Lastly, EMA and FDA have converged in terms of the specific domains to assess in mixed methods studies evaluating the effectiveness of risk minimisation programs (Table 3). These include the extent to which the program was implemented as designed and reached the intended audience(s) (program ‘coverage’), the level of knowledge of and attitudes about the risk minimisation program among the involved stakeholders, the degree of behavioural change by targeted participants (i.e. extent to which healthcare professionals and patients adhere to the recommended safe use practices set forth in the risk minimisation program), the impact on patient health outcomes and extent to which the program had unintended consequences (e.g. creating barriers to accessing the drug) and posed undue burden on the healthcare system.

1.2 Shortcomings in Risk Minimisation Effectiveness Research

Over the past decade, several systematic reviews have documented significant shortcomings in both the robustness of the methods used to assess these programs (including their overreliance on survey methodology) and in the validity of the evaluation findings [5, 20, 32,33,34,35,36,37,38,39,40]. Specific limitations cited include lack of timely and comprehensive data on implementation outcomes, inadequate evaluation of relevant outcomes, absence of information regarding program adaptations to improve fit within a given context and uninterpretable or inconclusive findings [32,33,34,35,36,37,38,39].

Such inadequacies may be attributable in large part to shortcomings in the risk minimisation evaluation designs that have been recommended and used to date.
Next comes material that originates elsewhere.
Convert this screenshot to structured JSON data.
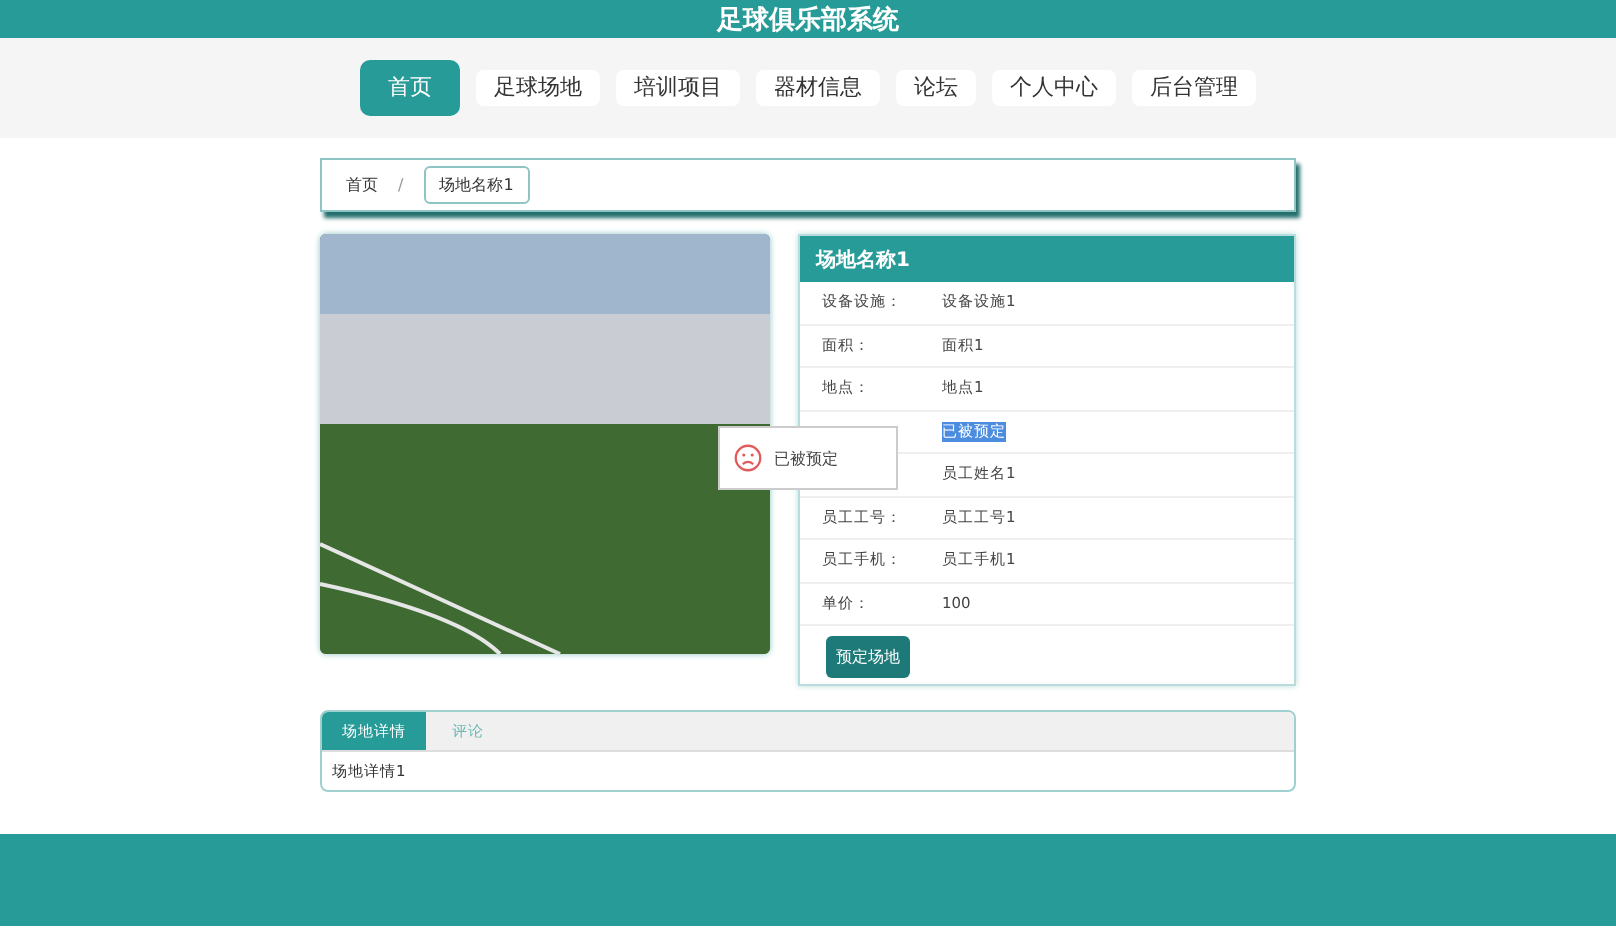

On the basis of a review of risk minimisation assessment studies registered in the Heads of Medicines Agencies (HMA)/European Medicines Agency (EMA) Catalogues of Real-World Data Sources and Studies [41] over the past decade, we found that the single most frequent type of evaluation (75.4%) has been cross-sectional surveys of healthcare professionals and/or patients (Table 2). Risk minimisation programs can be complex, featuring multi-level and multi-component interventions which require evaluation at multiple levels (e.g. patient, individual healthcare professional, healthcare setting, healthcare system, region or country). While surveys can assess the level of impact of risk minimisation measures at the individual user level (e.g. on safe use knowledge and self-reported behaviour), they fail to provide in-depth information as to why an impact occurred (e.g. factors at the organisational, system and/or country level that may have served to prevent or enable impact), under what circumstances (i.e. contextual factors or conditions) it did so, strategies used to support implementation and the mechanisms linking program context, process and outcomes [33, 34, 36, 42]. It has been repeatedly questioned whether program effectiveness assessments, as designed and conducted to date, are fit-for-purpose in informing regulatory decision-making [5, 20, 32,33,34,35,36,37,38,39,40].

Table 2 Number of risk minimisation evaluation studies listed in the HMA-EMA catalogues of real-world data sources and studies, 2014–2024a1.3 Study Objective

The purpose of this paper was to exemplify how a mixed methods approach, guided by a framework, can be used to design formative and summative evaluations of a risk minimisation program.